Should the administration opt to keep U.S. forces in Afghanistan, it will likely catch only limited public blowback. But the White House should not overestimate its ability to build public support for the war.
ENDGAME
That Americans are ambivalent toward and not terribly well informed about the conflict in Afghanistan is perhaps unsurprising, given structural realities that insulate most Americans from direct exposure to the costs of war. The war’s extraordinary duration, combined with its low visibility—thanks both to an all-volunteer military, in which relatively few Americans serve, and to a heavy reliance on drone strikes and debt finance—shields the continuing engagement from scrutiny and makes it appear relatively costless. As a result, leaders from both parties have presided over the nation’s longest war without paying a political price for failing to win it or end it.

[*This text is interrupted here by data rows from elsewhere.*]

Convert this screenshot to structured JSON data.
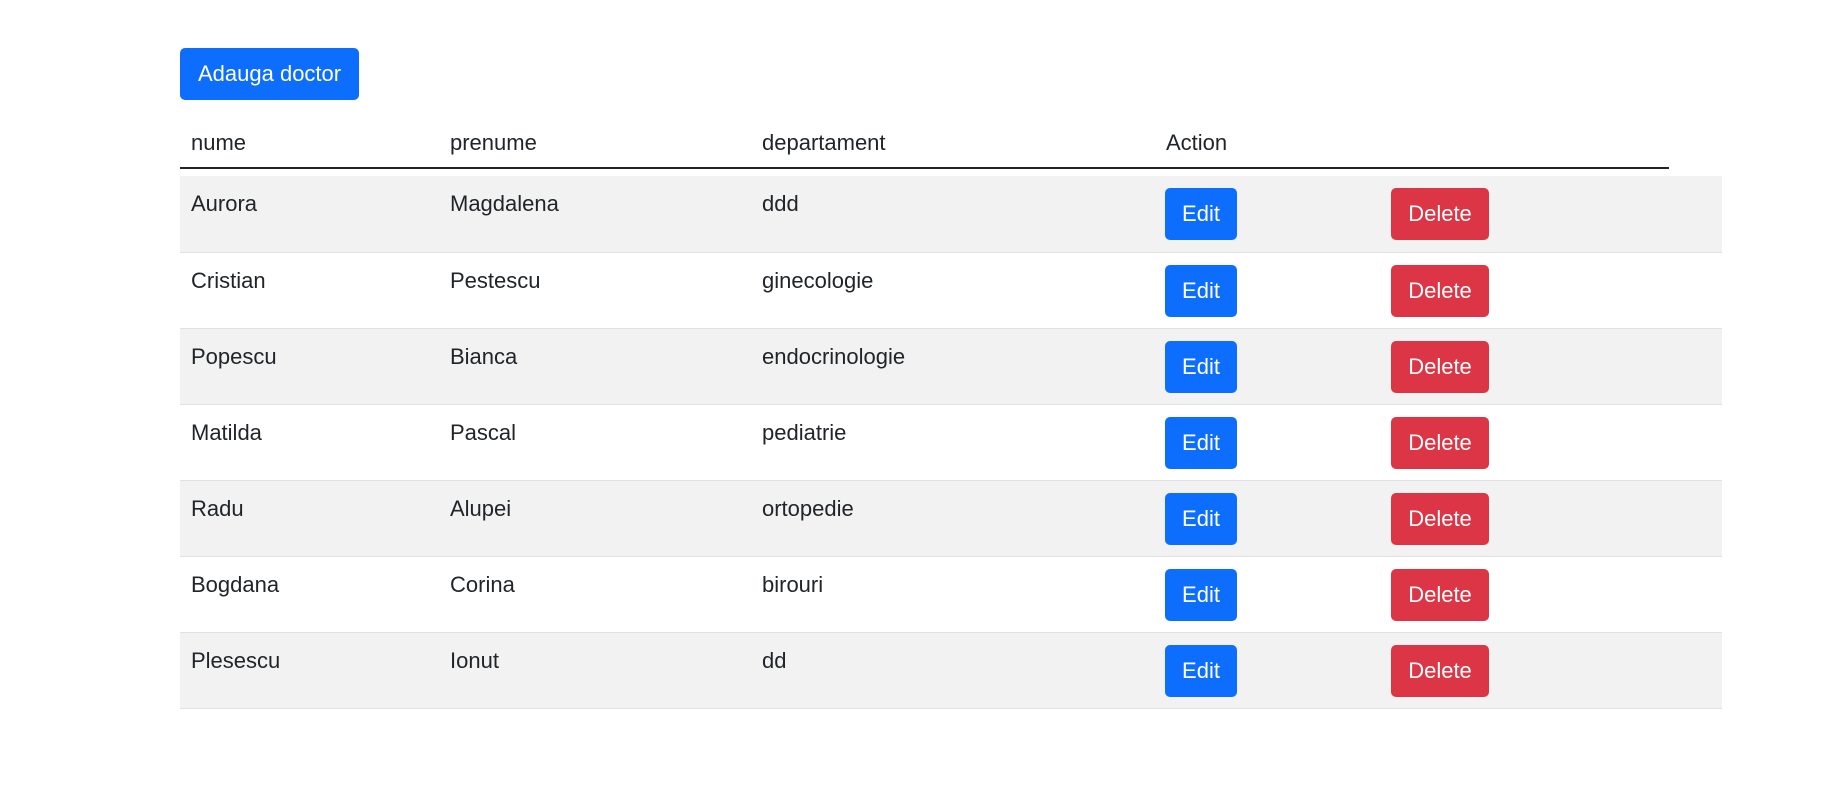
{
  "toolbar": {
    "add_label": "Adauga doctor"
  },
  "table": {
    "headers": [
      "nume",
      "prenume",
      "departament",
      "Action"
    ],
    "edit_label": "Edit",
    "delete_label": "Delete",
    "rows": [
      {
        "nume": "Aurora",
        "prenume": "Magdalena",
        "departament": "ddd"
      },
      {
        "nume": "Cristian",
        "prenume": "Pestescu",
        "departament": "ginecologie"
      },
      {
        "nume": "Popescu",
        "prenume": "Bianca",
        "departament": "endocrinologie"
      },
      {
        "nume": "Matilda",
        "prenume": "Pascal",
        "departament": "pediatrie"
      },
      {
        "nume": "Radu",
        "prenume": "Alupei",
        "departament": "ortopedie"
      },
      {
        "nume": "Bogdana",
        "prenume": "Corina",
        "departament": "birouri"
      },
      {
        "nume": "Plesescu",
        "prenume": "Ionut",
        "departament": "dd"
      }
    ]
  },
  "colors": {
    "primary": "#0d6efd",
    "danger": "#dc3545",
    "stripe": "#f2f2f2"
  }
}
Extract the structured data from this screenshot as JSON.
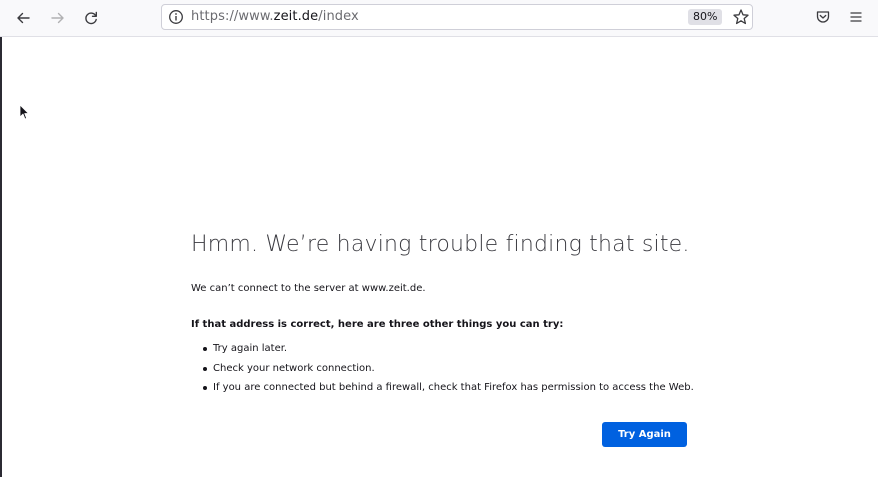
{
  "toolbar": {
    "back_icon": "arrow-left-icon",
    "forward_icon": "arrow-right-icon",
    "reload_icon": "reload-icon",
    "url_prefix": "https://www.",
    "url_host": "zeit.de",
    "url_path": "/index",
    "zoom_label": "80%",
    "bookmark_icon": "star-icon",
    "pocket_icon": "pocket-icon",
    "menu_icon": "hamburger-menu-icon"
  },
  "error_page": {
    "title": "Hmm. We’re having trouble finding that site.",
    "description": "We can’t connect to the server at www.zeit.de.",
    "subheading": "If that address is correct, here are three other things you can try:",
    "tips": [
      "Try again later.",
      "Check your network connection.",
      "If you are connected but behind a firewall, check that Firefox has permission to access the Web."
    ],
    "try_again_label": "Try Again"
  },
  "colors": {
    "accent": "#0061e0",
    "toolbar_bg": "#f9f9fb",
    "text": "#15141a"
  }
}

But simply because political elites can get away with continuing the war because of public indifference does not mean that they should. The Biden administration must weigh the risks to American troops and citizens and consider whether there is actually any way to finally make progress on a two-decade war or whether the path to victory instead runs through troop withdrawals. Can a credible case be made that maintaining a small U.S. troop presence will achieve America’s goals in the region, despite the failure of years of large deployments to do so? In the absence of a convincing answer, it is time to bring the United States’ longest war to a close.